As I go through difficult times, this image reminds me of God's faithfulness. He keeps His promises. His love never fails.  No matter how bad things get, I know I can trust Him to be with me as He has promised.  I know He will guide me and help me because He cares for me. HE LOVES ME.

Monday 15 October 2012

elephant journey

I heard an ancient tribal story recently which really spoke to me.

There was once an elephant who dreamed to become a healer.  When she was still young, however, she was forced out of her homeland.  As she set out to find a new home, she was hit with one challenge after another - attacked by other animals, no water, no food, lost in unfamiliar places...  She was battered, scarred, torn, wounded, frail.  But each time, her dream in mind, she found strength to continue on her way.  Eventually she came to a beautiful pool in a peaceful place.  As she eased herself into the pool, it's healing waters transformed her into spirit.  Her spirit remains there and all who want to become healers must now walk her path, facing the struggles and bearing the wounds until they come to that pool.  As they reach it's refreshing waters, her spirit fills them, restores and heals them, and gives them what they need to be healers. 

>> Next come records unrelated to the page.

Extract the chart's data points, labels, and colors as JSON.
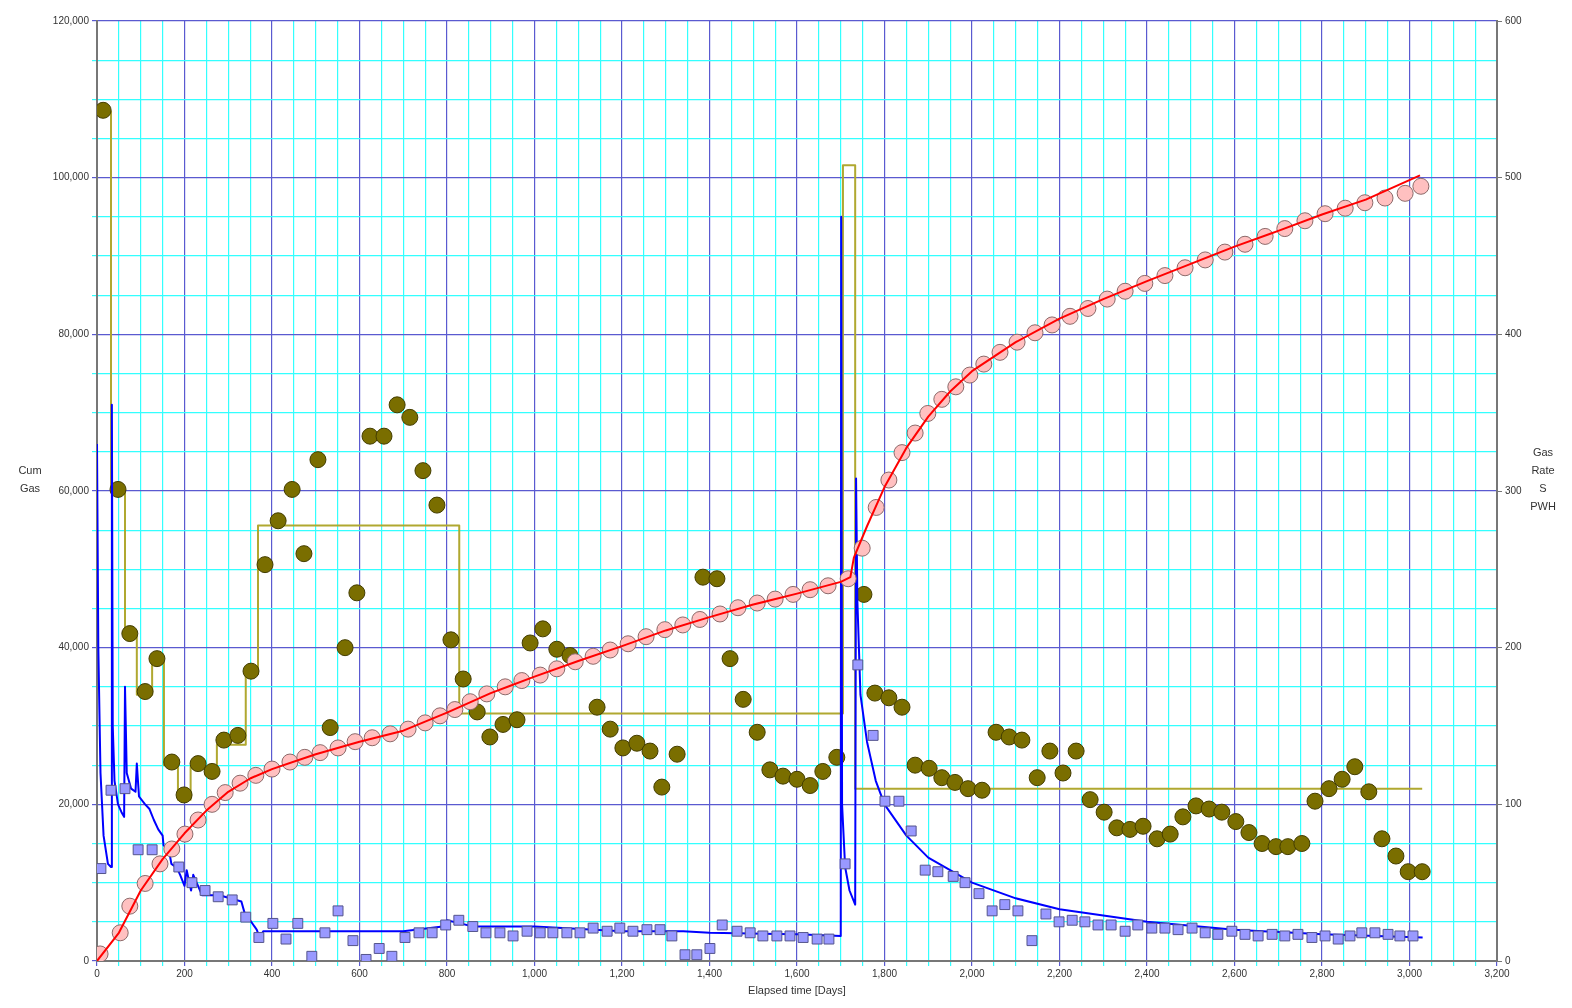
{
  "chart_data": {
    "type": "scatter",
    "xlabel": "Elapsed time [Days]",
    "ylabel": "Cum Gas",
    "y2label": "Gas Rate S PWH",
    "xlim": [
      0,
      3200
    ],
    "xticks": [
      0,
      {
        "value": 50,
        "label": null
      },
      {
        "value": 100,
        "label": null
      },
      {
        "value": 150,
        "label": null
      },
      200,
      {
        "value": 250,
        "label": null
      },
      {
        "value": 300,
        "label": null
      },
      {
        "value": 350,
        "label": null
      },
      400,
      {
        "value": 450,
        "label": null
      },
      {
        "value": 500,
        "label": null
      },
      {
        "value": 550,
        "label": null
      },
      600,
      {
        "value": 650,
        "label": null
      },
      {
        "value": 700,
        "label": null
      },
      {
        "value": 750,
        "label": null
      },
      800,
      {
        "value": 850,
        "label": null
      },
      {
        "value": 900,
        "label": null
      },
      {
        "value": 950,
        "label": null
      },
      {
        "value": 1000,
        "label": "1,000"
      },
      {
        "value": 1050,
        "label": null
      },
      {
        "value": 1100,
        "label": null
      },
      {
        "value": 1150,
        "label": null
      },
      {
        "value": 1200,
        "label": "1,200"
      },
      {
        "value": 1250,
        "label": null
      },
      {
        "value": 1300,
        "label": null
      },
      {
        "value": 1350,
        "label": null
      },
      {
        "value": 1400,
        "label": "1,400"
      },
      {
        "value": 1450,
        "label": null
      },
      {
        "value": 1500,
        "label": null
      },
      {
        "value": 1550,
        "label": null
      },
      {
        "value": 1600,
        "label": "1,600"
      },
      {
        "value": 1650,
        "label": null
      },
      {
        "value": 1700,
        "label": null
      },
      {
        "value": 1750,
        "label": null
      },
      {
        "value": 1800,
        "label": "1,800"
      },
      {
        "value": 1850,
        "label": null
      },
      {
        "value": 1900,
        "label": null
      },
      {
        "value": 1950,
        "label": null
      },
      {
        "value": 2000,
        "label": "2,000"
      },
      {
        "value": 2050,
        "label": null
      },
      {
        "value": 2100,
        "label": null
      },
      {
        "value": 2150,
        "label": null
      },
      {
        "value": 2200,
        "label": "2,200"
      },
      {
        "value": 2250,
        "label": null
      },
      {
        "value": 2300,
        "label": null
      },
      {
        "value": 2350,
        "label": null
      },
      {
        "value": 2400,
        "label": "2,400"
      },
      {
        "value": 2450,
        "label": null
      },
      {
        "value": 2500,
        "label": null
      },
      {
        "value": 2550,
        "label": null
      },
      {
        "value": 2600,
        "label": "2,600"
      },
      {
        "value": 2650,
        "label": null
      },
      {
        "value": 2700,
        "label": null
      },
      {
        "value": 2750,
        "label": null
      },
      {
        "value": 2800,
        "label": "2,800"
      },
      {
        "value": 2850,
        "label": null
      },
      {
        "value": 2900,
        "label": null
      },
      {
        "value": 2950,
        "label": null
      },
      {
        "value": 3000,
        "label": "3,000"
      },
      {
        "value": 3050,
        "label": null
      },
      {
        "value": 3100,
        "label": null
      },
      {
        "value": 3150,
        "label": null
      },
      {
        "value": 3200,
        "label": "3,200"
      }
    ],
    "ylim": [
      0,
      120000
    ],
    "yticks": [
      0,
      {
        "value": 5000,
        "label": null
      },
      {
        "value": 10000,
        "label": null
      },
      {
        "value": 15000,
        "label": null
      },
      {
        "value": 20000,
        "label": "20,000"
      },
      {
        "value": 25000,
        "label": null
      },
      {
        "value": 30000,
        "label": null
      },
      {
        "value": 35000,
        "label": null
      },
      {
        "value": 40000,
        "label": "40,000"
      },
      {
        "value": 45000,
        "label": null
      },
      {
        "value": 50000,
        "label": null
      },
      {
        "value": 55000,
        "label": null
      },
      {
        "value": 60000,
        "label": "60,000"
      },
      {
        "value": 65000,
        "label": null
      },
      {
        "value": 70000,
        "label": null
      },
      {
        "value": 75000,
        "label": null
      },
      {
        "value": 80000,
        "label": "80,000"
      },
      {
        "value": 85000,
        "label": null
      },
      {
        "value": 90000,
        "label": null
      },
      {
        "value": 95000,
        "label": null
      },
      {
        "value": 100000,
        "label": "100,000"
      },
      {
        "value": 105000,
        "label": null
      },
      {
        "value": 110000,
        "label": null
      },
      {
        "value": 115000,
        "label": null
      },
      {
        "value": 120000,
        "label": "120,000"
      }
    ],
    "y2lim": [
      0,
      600
    ],
    "y2ticks": [
      0,
      100,
      200,
      300,
      400,
      500,
      600
    ],
    "grid": true,
    "legend": false,
    "series": [
      {
        "type": "step",
        "axis": "y2",
        "color": "#b0a830",
        "x": [
          0,
          32,
          64,
          91,
          126,
          153,
          185,
          214,
          247,
          274,
          340,
          368,
          828,
          1705,
          1733,
          3029
        ],
        "values": [
          542,
          299,
          207,
          170,
          191,
          125,
          103,
          124,
          119,
          138,
          183,
          278,
          158,
          508,
          110,
          110
        ]
      },
      {
        "type": "scatter",
        "axis": "y2",
        "marker": "circle",
        "color": "#7a6e00",
        "x": [
          14,
          48,
          75,
          110,
          137,
          171,
          199,
          231,
          263,
          290,
          322,
          352,
          384,
          414,
          446,
          473,
          505,
          533,
          567,
          594,
          624,
          656,
          686,
          715,
          745,
          777,
          809,
          837,
          869,
          898,
          928,
          960,
          990,
          1019,
          1051,
          1081,
          1143,
          1173,
          1202,
          1234,
          1264,
          1291,
          1326,
          1385,
          1417,
          1447,
          1477,
          1509,
          1538,
          1568,
          1600,
          1630,
          1659,
          1691,
          1753,
          1778,
          1810,
          1840,
          1870,
          1902,
          1931,
          1961,
          1991,
          2023,
          2055,
          2085,
          2114,
          2149,
          2178,
          2208,
          2238,
          2270,
          2302,
          2331,
          2361,
          2391,
          2423,
          2453,
          2482,
          2512,
          2542,
          2571,
          2603,
          2633,
          2663,
          2695,
          2722,
          2754,
          2784,
          2816,
          2846,
          2875,
          2907,
          2937,
          2969,
          2997,
          3029
        ],
        "values": [
          543,
          301,
          209,
          172,
          193,
          127,
          106,
          126,
          121,
          141,
          144,
          185,
          253,
          281,
          301,
          260,
          320,
          149,
          200,
          235,
          335,
          335,
          355,
          347,
          313,
          291,
          205,
          180,
          159,
          143,
          151,
          154,
          203,
          212,
          199,
          195,
          162,
          148,
          136,
          139,
          134,
          111,
          132,
          245,
          244,
          193,
          167,
          146,
          122,
          118,
          116,
          112,
          121,
          130,
          234,
          171,
          168,
          162,
          125,
          123,
          117,
          114,
          110,
          109,
          146,
          143,
          141,
          117,
          134,
          120,
          134,
          103,
          95,
          85,
          84,
          86,
          78,
          81,
          92,
          99,
          97,
          95,
          89,
          82,
          75,
          73,
          73,
          75,
          102,
          110,
          116,
          124,
          108,
          78,
          67,
          57,
          57
        ]
      },
      {
        "type": "line",
        "axis": "y2",
        "color": "#0000ff",
        "x": [
          0,
          3,
          8,
          15,
          25,
          32,
          34,
          36,
          40,
          48,
          56,
          62,
          64,
          68,
          78,
          88,
          91,
          96,
          110,
          120,
          130,
          140,
          150,
          152,
          165,
          170,
          180,
          185,
          190,
          200,
          205,
          215,
          220,
          240,
          280,
          330,
          340,
          350,
          365,
          372,
          380,
          500,
          700,
          790,
          800,
          830,
          860,
          1000,
          1200,
          1340,
          1400,
          1600,
          1700,
          1701,
          1703,
          1710,
          1720,
          1733,
          1735,
          1738,
          1745,
          1760,
          1780,
          1800,
          1850,
          1900,
          2000,
          2100,
          2200,
          2400,
          2600,
          2800,
          3030
        ],
        "values": [
          330,
          200,
          120,
          80,
          62,
          60,
          355,
          150,
          115,
          100,
          95,
          92,
          175,
          120,
          110,
          108,
          126,
          105,
          100,
          97,
          90,
          84,
          80,
          74,
          70,
          62,
          60,
          58,
          55,
          48,
          58,
          45,
          55,
          42,
          42,
          38,
          28,
          26,
          20,
          15,
          19,
          19,
          19,
          22,
          26,
          24,
          22,
          22,
          19,
          19,
          18,
          17,
          16,
          475,
          100,
          60,
          45,
          36,
          308,
          230,
          170,
          140,
          115,
          100,
          80,
          66,
          50,
          40,
          33,
          25,
          20,
          17,
          15
        ]
      },
      {
        "type": "scatter",
        "axis": "y2",
        "marker": "square",
        "color": "#9999ff",
        "x": [
          9,
          32,
          64,
          94,
          126,
          187,
          217,
          247,
          277,
          309,
          340,
          370,
          402,
          432,
          459,
          491,
          521,
          551,
          585,
          615,
          645,
          674,
          704,
          736,
          766,
          797,
          827,
          859,
          889,
          921,
          951,
          983,
          1013,
          1042,
          1074,
          1104,
          1134,
          1166,
          1195,
          1225,
          1257,
          1287,
          1314,
          1344,
          1371,
          1401,
          1429,
          1463,
          1493,
          1522,
          1554,
          1584,
          1614,
          1646,
          1673,
          1710,
          1739,
          1774,
          1801,
          1833,
          1861,
          1893,
          1922,
          1957,
          1984,
          2016,
          2046,
          2075,
          2105,
          2137,
          2169,
          2199,
          2229,
          2258,
          2288,
          2318,
          2350,
          2379,
          2411,
          2441,
          2471,
          2503,
          2533,
          2562,
          2594,
          2624,
          2654,
          2686,
          2715,
          2745,
          2777,
          2807,
          2837,
          2864,
          2891,
          2921,
          2951,
          2978,
          3008
        ],
        "values": [
          59,
          109,
          110,
          71,
          71,
          60,
          50,
          45,
          41,
          39,
          28,
          15,
          24,
          14,
          24,
          3,
          18,
          32,
          13,
          1,
          8,
          3,
          15,
          18,
          18,
          23,
          26,
          22,
          18,
          18,
          16,
          19,
          18,
          18,
          18,
          18,
          21,
          19,
          21,
          19,
          20,
          20,
          16,
          4,
          4,
          8,
          23,
          19,
          18,
          16,
          16,
          16,
          15,
          14,
          14,
          62,
          189,
          144,
          102,
          102,
          83,
          58,
          57,
          54,
          50,
          43,
          32,
          36,
          32,
          13,
          30,
          25,
          26,
          25,
          23,
          23,
          19,
          23,
          21,
          21,
          20,
          21,
          18,
          17,
          19,
          17,
          16,
          17,
          16,
          17,
          15,
          16,
          14,
          16,
          18,
          18,
          17,
          16,
          16
        ]
      },
      {
        "type": "scatter",
        "marker": "circle",
        "color": "#ffc0c0",
        "x": [
          7,
          53,
          75,
          110,
          144,
          171,
          201,
          231,
          263,
          293,
          327,
          363,
          400,
          441,
          475,
          510,
          551,
          590,
          629,
          670,
          711,
          750,
          784,
          818,
          853,
          891,
          933,
          971,
          1013,
          1051,
          1093,
          1134,
          1173,
          1214,
          1255,
          1298,
          1339,
          1378,
          1424,
          1465,
          1509,
          1550,
          1591,
          1630,
          1671,
          1717,
          1749,
          1781,
          1810,
          1840,
          1870,
          1899,
          1931,
          1963,
          1995,
          2027,
          2064,
          2103,
          2144,
          2183,
          2224,
          2265,
          2309,
          2350,
          2395,
          2441,
          2487,
          2533,
          2578,
          2624,
          2670,
          2715,
          2761,
          2807,
          2853,
          2898,
          2944,
          2990,
          3026
        ],
        "values": [
          900,
          3600,
          7000,
          9900,
          12400,
          14300,
          16200,
          18000,
          20000,
          21500,
          22700,
          23700,
          24500,
          25400,
          26000,
          26600,
          27200,
          28000,
          28500,
          29000,
          29600,
          30400,
          31300,
          32100,
          33100,
          34100,
          35000,
          35800,
          36500,
          37300,
          38200,
          38900,
          39700,
          40500,
          41400,
          42300,
          42900,
          43600,
          44300,
          45100,
          45700,
          46200,
          46800,
          47400,
          47900,
          48800,
          52700,
          57900,
          61400,
          64900,
          67400,
          69900,
          71700,
          73300,
          74800,
          76200,
          77700,
          79000,
          80200,
          81200,
          82300,
          83300,
          84500,
          85500,
          86500,
          87500,
          88500,
          89500,
          90500,
          91500,
          92500,
          93500,
          94500,
          95400,
          96100,
          96800,
          97400,
          98000,
          98900
        ]
      },
      {
        "type": "line",
        "color": "#ff0000",
        "x": [
          0,
          50,
          100,
          150,
          200,
          250,
          300,
          350,
          400,
          500,
          600,
          700,
          800,
          900,
          1000,
          1100,
          1200,
          1300,
          1400,
          1500,
          1600,
          1700,
          1722,
          1730,
          1760,
          1800,
          1850,
          1900,
          1950,
          2000,
          2100,
          2200,
          2300,
          2400,
          2500,
          2600,
          2700,
          2800,
          2900,
          3024
        ],
        "values": [
          0,
          3600,
          9000,
          13000,
          16300,
          19200,
          21600,
          23300,
          24500,
          26400,
          28000,
          29400,
          31700,
          34200,
          36300,
          38300,
          40200,
          42200,
          43900,
          45500,
          46900,
          48400,
          49000,
          51500,
          55500,
          60500,
          65500,
          69500,
          72700,
          75300,
          79000,
          82000,
          84500,
          86800,
          89000,
          91200,
          93200,
          95300,
          97200,
          100300
        ]
      }
    ]
  }
}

I've been going through some really difficult struggles over the past few years. I know that I'm growing and learning from these difficulties and challenges and that God will be able to use me in new ways because of these experiences.  My prayer is that he will be able to use me to help heal others.  But while I am still in the midst of it, I'm learning that I need to seek out God's calm restoring pools of refreshment in order to survive each attack on my life journey. 



     He makes me lie down in green pastures, he leads me beside quiet waters,
he restores my soul... 
Psalm 23.2-3a NIV


I've started this blog is a space for me to document some of my journey, what I'm learning, my struggles, heartaches and joys.  My hope is that God will use it to bring hope and healing - both for me and others going through struggles.